Kent has been awarded a contract to help train BBC journalists at postgraduate level as part of the corporation’s growing apprenticeships programme.
Following a competitive public tendering process, the University’s Centre for Journalism has been chosen as the Learning Provider for the Level 7 Senior Journalist Apprenticeship, developing the skills of graduate- and postgraduate-level journalists as they begin their careers across various divisions of the BBC.
The initial three-year contract means that the apprentices – the first 14 of whom will start in January 2022 – will spend 20 per cent of their working week learning with Centre for Journalism academic staff in preparation for their final senior apprenticeship assessments with the National Council for the Training of Journalists. The Centre for Journalism team, based on the University’s Medway campus, will also prepare apprentices for their National Qualification in Journalism as part of their training.
The BBC Senior Journalist Apprenticeship replaces the corporation’s Journalism Training Scheme, which has run since 2007 and has been widely acknowledged as one of the industry’s most respected schemes for graduate-level journalists.
Ian Reeves, Head of the Centre for Journalism, said: ‘We are delighted to have won one of the most significant training contracts in the journalism industry. It’s great to know that our commitment to teaching ethically-grounded modern journalism skills – whether to apprentices or students on our NCTJ-accredited BA and MA courses – is valued so highly. Journalism is a cornerstone of the nation’s culture, and we’re really looking forward to playing our part in developing some of its stars of the future.’
The journalist apprentices will be placed at various divisions within the BBC during their two-year placements, including in News, Sport, Scotland and Wales.

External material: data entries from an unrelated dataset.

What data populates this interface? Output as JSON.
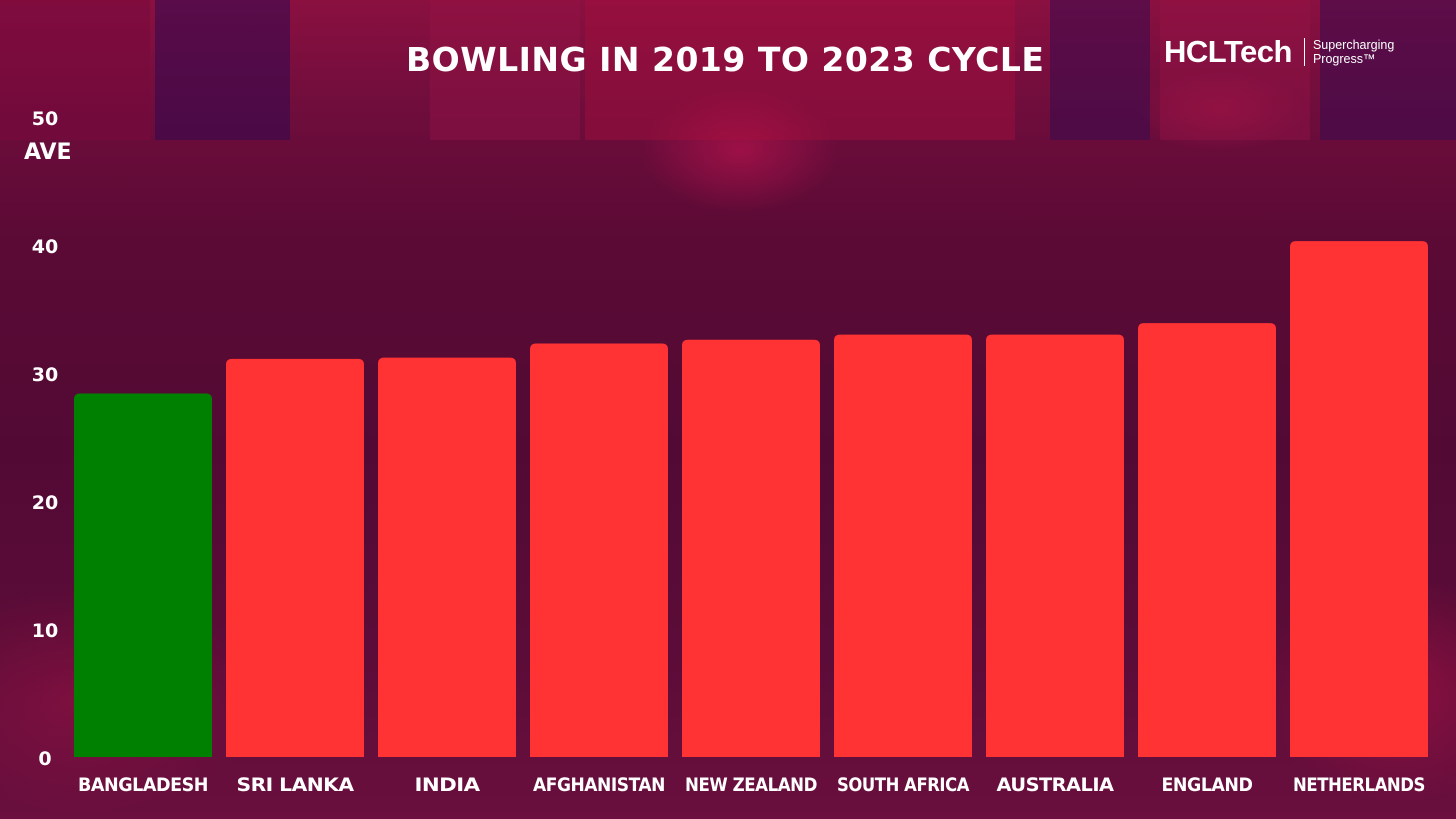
{
  "header": {
    "title": "BOWLING IN 2019 TO 2023 CYCLE"
  },
  "logo": {
    "brand": "HCLTech",
    "tagline_line1": "Supercharging",
    "tagline_line2": "Progress™"
  },
  "colors": {
    "highlight_bar": "#008000",
    "default_bar": "#ff3333",
    "text": "#ffffff"
  },
  "chart_data": {
    "type": "bar",
    "title": "BOWLING IN 2019 TO 2023 CYCLE",
    "xlabel": "",
    "ylabel": "AVE",
    "ylim": [
      0,
      50
    ],
    "yticks": [
      0,
      10,
      20,
      30,
      40,
      50
    ],
    "grid": false,
    "categories": [
      "BANGLADESH",
      "SRI LANKA",
      "INDIA",
      "AFGHANISTAN",
      "NEW ZEALAND",
      "SOUTH AFRICA",
      "AUSTRALIA",
      "ENGLAND",
      "NETHERLANDS"
    ],
    "values": [
      28.4,
      31.1,
      31.2,
      32.3,
      32.6,
      33.0,
      33.0,
      33.9,
      40.3
    ],
    "highlighted_category": "BANGLADESH"
  }
}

Daniell Morrisey, Editorial Portfolio Manager for the BBC, said: ‘The BBC has trained over 120 new entrants through our existing Level 3 Journalism Apprenticeship and we’re delighted to complement the programme with the new postgraduate level 7. We look forward to developing the programme as part of our portfolio and ambitious plans to reach 1,000 apprentices across the BBC by 2025.’

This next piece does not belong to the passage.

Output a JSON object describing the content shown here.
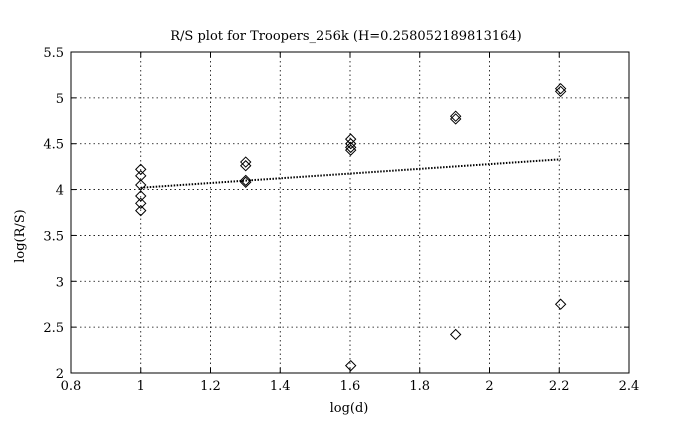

Joanne Butcher, chief executive of the National Council for the Training of Journalists, said: ‘We are delighted this contract has been won by one of our flagship award-winning centres and a university that was a pioneer of NCTJ broadcast qualifications. We look forward to working in partnership with the BBC and the journalism team at the University of Kent to make the new journalist apprenticeship and NQJ a success.’